There’s lots of prep to assist you getting started and getting up to a 5K. But I wanted to cover the next step up – 10K.

The 10K is a really great distance. As a runner you have time to settle into your pace. Most new runners will be taking 50-70 minutes to run this distance — so there’s time to correct and change your plan.

When you run a 5K, the pace is hard and keeps being hard. While there’s strategy in a 5K race for experienced runners I think most beginners are just hanging on to as fast a pace they can for the distance. With 10K your pace require a little more planning. You can’t hang on to a 5K pace for a 10K, you need to back off a little.
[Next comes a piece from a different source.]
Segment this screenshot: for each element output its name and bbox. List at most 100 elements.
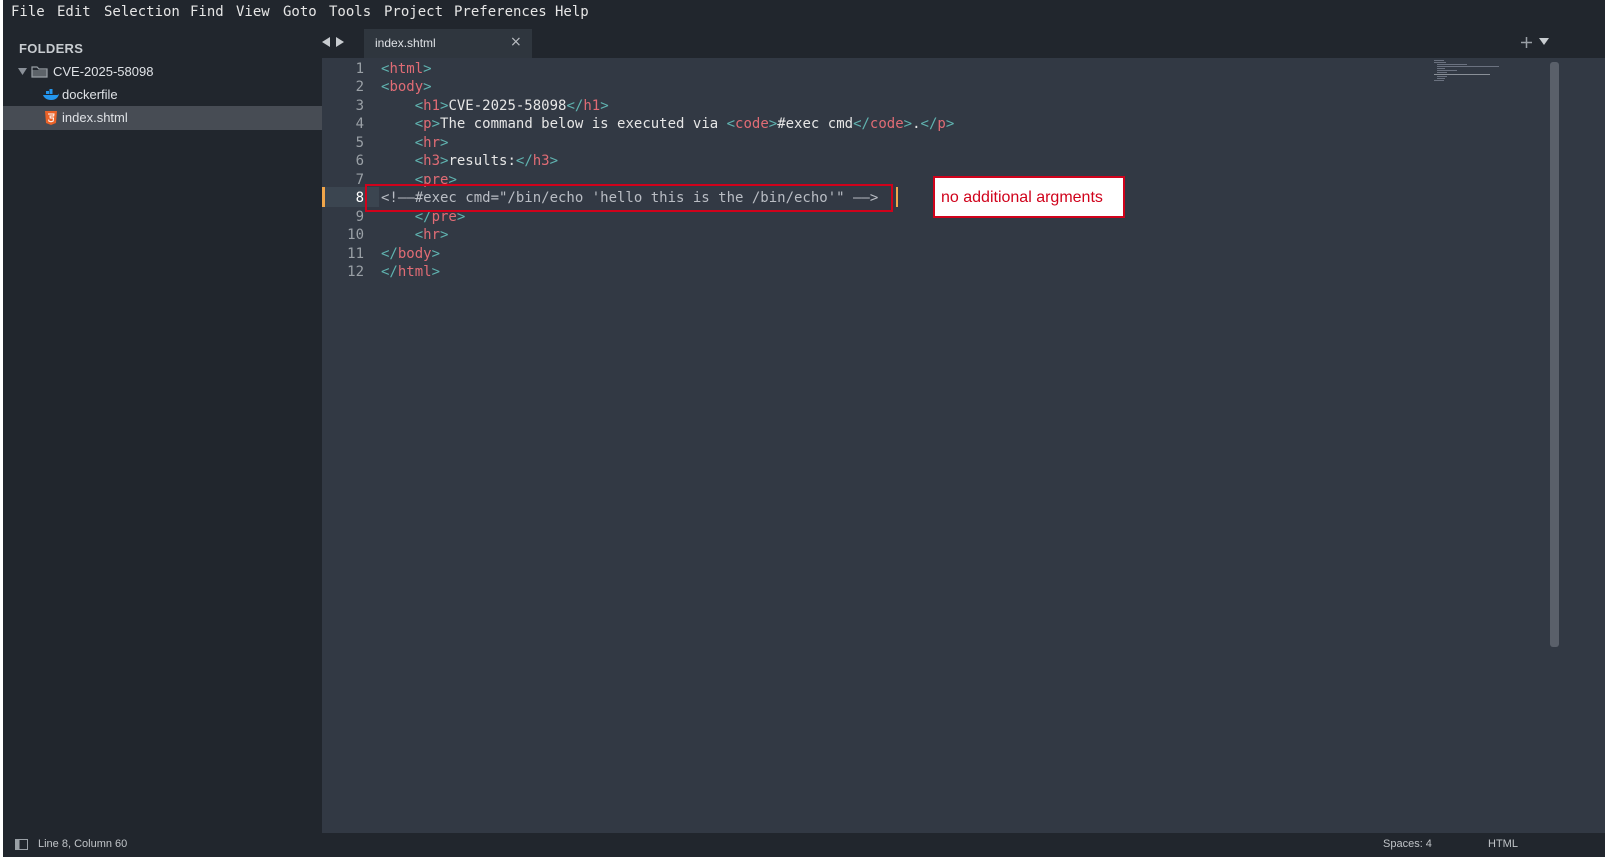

As you hit the mid point or last 2 miles you have time to adjust and push harder if there’s something left in the tank.

Training for a 10K from Scratch

If you’ve never run before you can do a Couch to 10K plan. Here’s a few samples —

Running Tips 12 week program has you reaching 50 minutes of running —

Runner’s Blueprint 13 week program has you also reaching 50 minutes of running —

You can always just start with Couch 2 5K then move on to one of the plans below.

Training for a 10K if you wrapped up C25K or can run 30 minutes

Bridge to 10K- 6 Week plan has you running 60 minutes —

Hal Higdons 8 week program has you running 5.5 miles —

Run Double’s 6 week 10K plan —

Training Considerations if you are slow runner (6:30+/km or 11:00+/mile)

I’m a slow runner, often going 12/min or slower per mile. I’m not making any podiums anytime soon but I still enjoy running so much and really don’t care about the time.

When I train for the distance here I consider the time it will take to complete the race and train for that. At 12/min a mile, I will need 1 hour 14-15 minutes (74-75 minutes) to complete a 10K. While training for this run, I would suggest to someone like myself rather than pushing hard to run 6 miles or 5.5 miles in the plans above or running just 60 minutes, instead go out on your final training runs and continuously run at any speed for that 74-75 minutes. You need not cover all 10K/6.2 miles — but instead just get to know you can go for that much time.

Always have a plan here to negative split — this means cover the second half faster than the first half. Throughout your training for the 10K try to push harder for the last 15-20 minutes of your runs/workouts once a week to up your pace over the last 2km or 1.5 miles.

Weekly Update

How did your week go? Did you get in the miles you wanted to? Did you run any races? Did you complete a week of C25K? Did you run for the first time? Let us know!